I have a mariadb 10.3 server, and the following table (using InnoDB storage engine):
create table if not exists token (
`token` bigint unsigned not null,
`uid` smallint unsigned not null default 0,
`nham` int default 0,
`nspam` int default 0,
`timestamp` int unsigned default 0
) Engine=InnoDB;
create index token_idx1 on token(token);
create index token_idx2 on token(uid);
The token table has ~900k rows, and I'd like to execute the following query with a 2-300 numbers in the IN ( )
clause:
select token, nham, nspam from token where token in (1,2,3,4,...);
Now the problem: the query executes very slowly, and it just won't use token_idx1
:
+------+-------------+-------+------+---------------+------------+---------+-------+--------+-------------+ | id | select_type | table | type | possible_keys | key | key_len | ref | rows | Extra | +------+-------------+-------+------+---------------+------------+---------+-------+--------+-------------+ | 1 | SIMPLE | token | ref | token_idx1 | token_idx1 | 2 | const | 837534 | Using where | +------+-------------+-------+------+---------------+------------+---------+-------+--------+-------------+
Since the token column is indexed, I'm surprised that explain select says that the optimizer has no interest on token_idx1
(and the query takes a long time, ~30 sec due to the full table scan).

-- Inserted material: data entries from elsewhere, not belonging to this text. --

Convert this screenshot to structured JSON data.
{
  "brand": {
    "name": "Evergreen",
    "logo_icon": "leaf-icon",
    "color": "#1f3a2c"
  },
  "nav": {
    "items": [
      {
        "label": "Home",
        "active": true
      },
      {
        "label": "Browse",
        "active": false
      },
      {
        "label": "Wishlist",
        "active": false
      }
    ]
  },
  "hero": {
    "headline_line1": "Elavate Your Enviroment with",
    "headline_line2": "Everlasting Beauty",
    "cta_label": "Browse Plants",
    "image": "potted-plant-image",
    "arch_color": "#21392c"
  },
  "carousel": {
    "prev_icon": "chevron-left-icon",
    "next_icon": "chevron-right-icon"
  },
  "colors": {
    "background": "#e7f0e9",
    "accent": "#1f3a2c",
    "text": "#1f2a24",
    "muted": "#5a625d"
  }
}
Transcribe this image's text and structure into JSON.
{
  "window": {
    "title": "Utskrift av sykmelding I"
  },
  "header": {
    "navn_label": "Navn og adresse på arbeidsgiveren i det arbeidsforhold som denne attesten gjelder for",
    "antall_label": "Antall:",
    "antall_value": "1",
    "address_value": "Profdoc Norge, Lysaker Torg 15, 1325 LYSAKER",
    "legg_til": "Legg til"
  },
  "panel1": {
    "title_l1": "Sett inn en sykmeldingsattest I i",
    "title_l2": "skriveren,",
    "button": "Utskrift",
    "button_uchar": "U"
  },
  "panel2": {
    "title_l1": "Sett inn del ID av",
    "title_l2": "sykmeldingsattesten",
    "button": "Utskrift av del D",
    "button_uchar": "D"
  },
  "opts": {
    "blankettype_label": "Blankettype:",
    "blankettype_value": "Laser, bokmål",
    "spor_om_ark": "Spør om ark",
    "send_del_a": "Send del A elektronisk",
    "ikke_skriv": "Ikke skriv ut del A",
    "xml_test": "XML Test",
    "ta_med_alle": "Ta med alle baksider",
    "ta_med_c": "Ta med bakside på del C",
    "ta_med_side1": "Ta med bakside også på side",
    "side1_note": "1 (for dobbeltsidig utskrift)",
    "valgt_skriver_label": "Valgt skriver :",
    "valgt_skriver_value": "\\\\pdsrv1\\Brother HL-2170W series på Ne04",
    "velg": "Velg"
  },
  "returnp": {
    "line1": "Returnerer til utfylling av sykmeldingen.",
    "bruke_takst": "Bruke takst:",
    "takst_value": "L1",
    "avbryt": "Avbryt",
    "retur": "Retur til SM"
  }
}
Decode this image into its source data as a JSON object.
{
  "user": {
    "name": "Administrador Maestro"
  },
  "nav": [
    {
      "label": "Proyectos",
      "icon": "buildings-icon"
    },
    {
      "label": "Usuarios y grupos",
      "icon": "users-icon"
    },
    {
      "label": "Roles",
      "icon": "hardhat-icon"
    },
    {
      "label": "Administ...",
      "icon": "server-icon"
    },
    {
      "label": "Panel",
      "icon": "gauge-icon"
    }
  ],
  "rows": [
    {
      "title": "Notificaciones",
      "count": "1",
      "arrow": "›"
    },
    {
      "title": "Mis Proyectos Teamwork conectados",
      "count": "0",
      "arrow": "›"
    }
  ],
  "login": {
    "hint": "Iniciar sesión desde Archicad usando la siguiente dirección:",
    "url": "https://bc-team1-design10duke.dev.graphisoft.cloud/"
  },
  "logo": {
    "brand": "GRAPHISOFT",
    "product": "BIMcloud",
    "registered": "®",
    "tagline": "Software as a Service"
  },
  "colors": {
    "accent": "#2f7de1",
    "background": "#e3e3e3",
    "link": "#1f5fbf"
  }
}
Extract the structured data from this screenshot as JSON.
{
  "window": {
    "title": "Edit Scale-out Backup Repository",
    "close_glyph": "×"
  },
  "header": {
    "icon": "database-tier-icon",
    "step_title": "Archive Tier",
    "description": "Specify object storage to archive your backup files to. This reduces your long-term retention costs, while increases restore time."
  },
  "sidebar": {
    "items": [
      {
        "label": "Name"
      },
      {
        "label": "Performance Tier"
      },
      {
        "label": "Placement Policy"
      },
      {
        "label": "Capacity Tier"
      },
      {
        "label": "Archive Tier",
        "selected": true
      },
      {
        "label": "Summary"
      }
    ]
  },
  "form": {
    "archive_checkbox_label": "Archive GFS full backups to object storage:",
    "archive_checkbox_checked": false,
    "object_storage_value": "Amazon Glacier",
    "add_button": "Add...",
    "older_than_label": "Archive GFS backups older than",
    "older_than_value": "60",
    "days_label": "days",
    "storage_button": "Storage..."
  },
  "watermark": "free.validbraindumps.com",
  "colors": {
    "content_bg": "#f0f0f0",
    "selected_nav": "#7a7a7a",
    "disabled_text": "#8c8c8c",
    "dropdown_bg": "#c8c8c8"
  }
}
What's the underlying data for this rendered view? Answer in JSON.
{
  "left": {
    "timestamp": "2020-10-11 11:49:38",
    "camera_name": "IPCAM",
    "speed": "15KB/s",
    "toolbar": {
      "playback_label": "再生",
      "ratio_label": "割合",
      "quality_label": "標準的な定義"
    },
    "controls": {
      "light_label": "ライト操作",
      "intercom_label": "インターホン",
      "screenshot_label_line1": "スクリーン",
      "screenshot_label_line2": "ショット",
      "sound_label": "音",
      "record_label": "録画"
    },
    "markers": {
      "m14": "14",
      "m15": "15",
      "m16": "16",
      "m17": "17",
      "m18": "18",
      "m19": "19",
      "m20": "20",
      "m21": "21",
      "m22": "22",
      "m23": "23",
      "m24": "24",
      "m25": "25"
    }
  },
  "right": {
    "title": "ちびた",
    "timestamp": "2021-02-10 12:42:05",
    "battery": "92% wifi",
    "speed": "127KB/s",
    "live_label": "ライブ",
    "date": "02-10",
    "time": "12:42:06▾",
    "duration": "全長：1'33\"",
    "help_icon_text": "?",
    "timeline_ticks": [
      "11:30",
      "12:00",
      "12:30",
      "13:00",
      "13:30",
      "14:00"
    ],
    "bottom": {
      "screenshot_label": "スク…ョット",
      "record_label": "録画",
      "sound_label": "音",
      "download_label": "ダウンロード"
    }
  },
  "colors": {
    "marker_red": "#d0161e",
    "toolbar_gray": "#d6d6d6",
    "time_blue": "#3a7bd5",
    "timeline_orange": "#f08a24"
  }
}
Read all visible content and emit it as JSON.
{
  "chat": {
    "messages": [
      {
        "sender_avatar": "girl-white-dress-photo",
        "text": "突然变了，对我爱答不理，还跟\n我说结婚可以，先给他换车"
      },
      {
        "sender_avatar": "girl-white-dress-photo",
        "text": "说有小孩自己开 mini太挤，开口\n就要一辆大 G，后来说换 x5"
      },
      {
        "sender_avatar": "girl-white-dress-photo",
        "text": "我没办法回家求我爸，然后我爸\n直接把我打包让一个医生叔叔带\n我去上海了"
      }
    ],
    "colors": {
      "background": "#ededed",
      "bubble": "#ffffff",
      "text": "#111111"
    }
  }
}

How to fix the issue? I'm aware that I could use USE INDEX(token_idx1)
in the query, but I'd solve it without such hack.
The solution is to rewrite the query. So while a query like this sucks at performance:
select token, nham, nspam from token where token in (1,2,3,4,...);
The following query is fast as it should be (even if some token values don't exist in the table):
select token, nham, nspam from token where token=1 or token=2 or token=3 or ...;
So the issue is solved, though I still don't understand why the optimizer has a hard time for the first query.
Anyway, thank you for all of your thoughts, ideas and contributions leading me to the workaround.